Youth are consuming a lot more in certain ways -- see fast fashion
The economic system would brake if they didn't, of course
Legometerology
Be careful what you wish for with AIs. some of those "minds" in the Banks novels are not terribly benign 🙂
Youth are consuming a lot more in certain ways — see fast fashion
My 18 year old daughter and all her mates buy all their clothes of 2nd hand vintage websites.
My 18 year old daughter and all her mates buy all their clothes of 2nd hand vintage websites.
Good, I'm not saying everyone fast-fashions but UK clothing consumption nowadays is astronomical
I calulated a while back that, every year, all the *new* clothes bought in the UK are roughly the same weight as a traffic jam of Range Rovers extending all the way from Lands End to John O'Groats
Edit: actually I think it's Lands End to John O'Groats and back...
1 Mt of clothing, divide by 2.5 t, times by 5 metres, divide by 1000 to give 2,000 km
Youth are consuming a lot more in certain ways — see fast fashion
Also remember that its hard to be starting out.
Since last autumn, I think I've bought one T-shirt because I wanted it, a pair of work shoes as I'd ripped the heel of the old ones, a pair of bike shoes as I killed the old ones, a pair of hebtroco jeans bringing my total of usable jeans back up to two pairs, and two pairs of socks.

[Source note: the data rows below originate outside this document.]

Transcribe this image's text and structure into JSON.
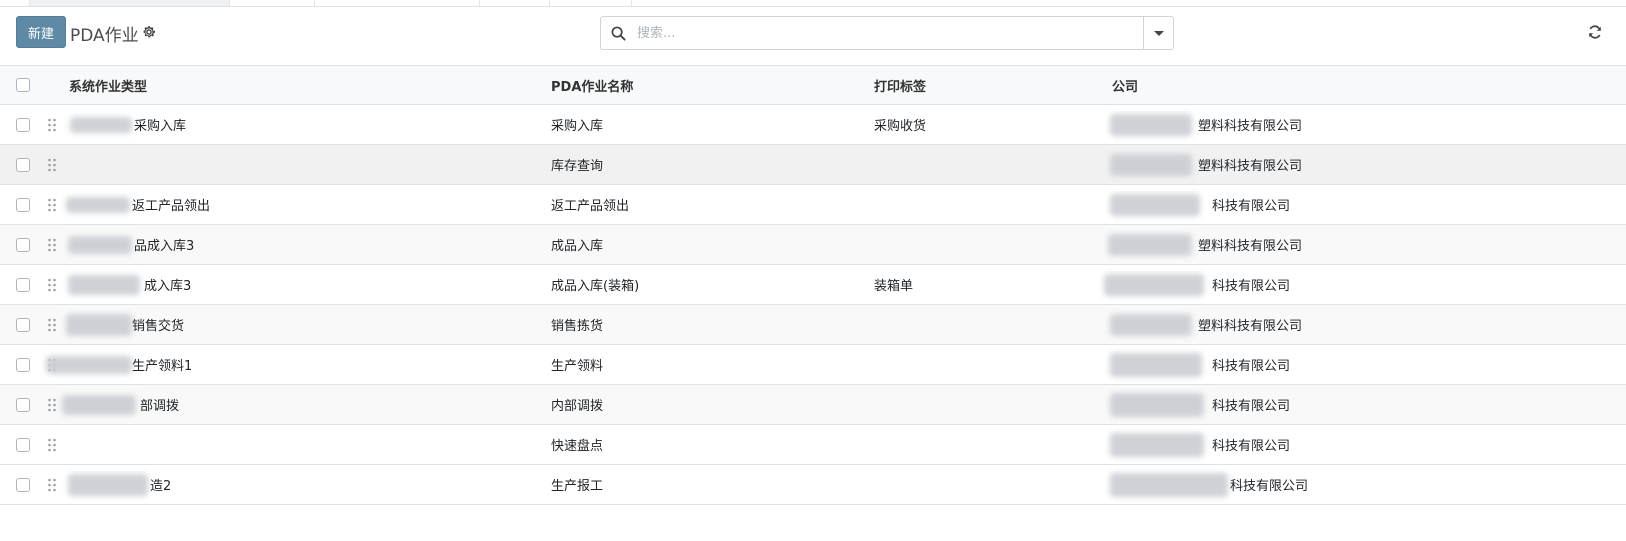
{
  "toolbar": {
    "new_label": "新建",
    "title": "PDA作业"
  },
  "search": {
    "placeholder": "搜索..."
  },
  "table": {
    "columns": [
      "系统作业类型",
      "PDA作业名称",
      "打印标签",
      "公司"
    ],
    "rows": [
      {
        "type": "采购入库",
        "name": "采购入库",
        "label": "采购收货",
        "company": "塑料科技有限公司"
      },
      {
        "type": "",
        "name": "库存查询",
        "label": "",
        "company": "塑料科技有限公司"
      },
      {
        "type": "返工产品领出",
        "name": "返工产品领出",
        "label": "",
        "company": "科技有限公司"
      },
      {
        "type": "品成入库3",
        "name": "成品入库",
        "label": "",
        "company": "塑料科技有限公司"
      },
      {
        "type": "成入库3",
        "name": "成品入库(装箱)",
        "label": "装箱单",
        "company": "科技有限公司"
      },
      {
        "type": "销售交货",
        "name": "销售拣货",
        "label": "",
        "company": "塑料科技有限公司"
      },
      {
        "type": "生产领料1",
        "name": "生产领料",
        "label": "",
        "company": "科技有限公司"
      },
      {
        "type": "部调拨",
        "name": "内部调拨",
        "label": "",
        "company": "科技有限公司"
      },
      {
        "type": "",
        "name": "快速盘点",
        "label": "",
        "company": "科技有限公司"
      },
      {
        "type": "造2",
        "name": "生产报工",
        "label": "",
        "company": "科技有限公司"
      }
    ]
  },
  "colors": {
    "primary": "#5e8aa6",
    "border": "#dee2e6",
    "header_bg": "#f8f9fa"
  },
  "icons": [
    "gear-icon",
    "search-icon",
    "chevron-down-icon",
    "refresh-icon",
    "drag-handle-icon"
  ]
}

And yet I have a wardrobe of outfits for work, casual, sports, formal wear etc. acquired over the years.
As there's a good 30+ years between university and retirement where I can wear pretty much the same style, as long as I dont let myself go and get fat, all my clothes will be used until worn out. Perhaps the 20 yearold purchasing clothes now will take the same approach, so dont necessarily vilify them for buying more this year.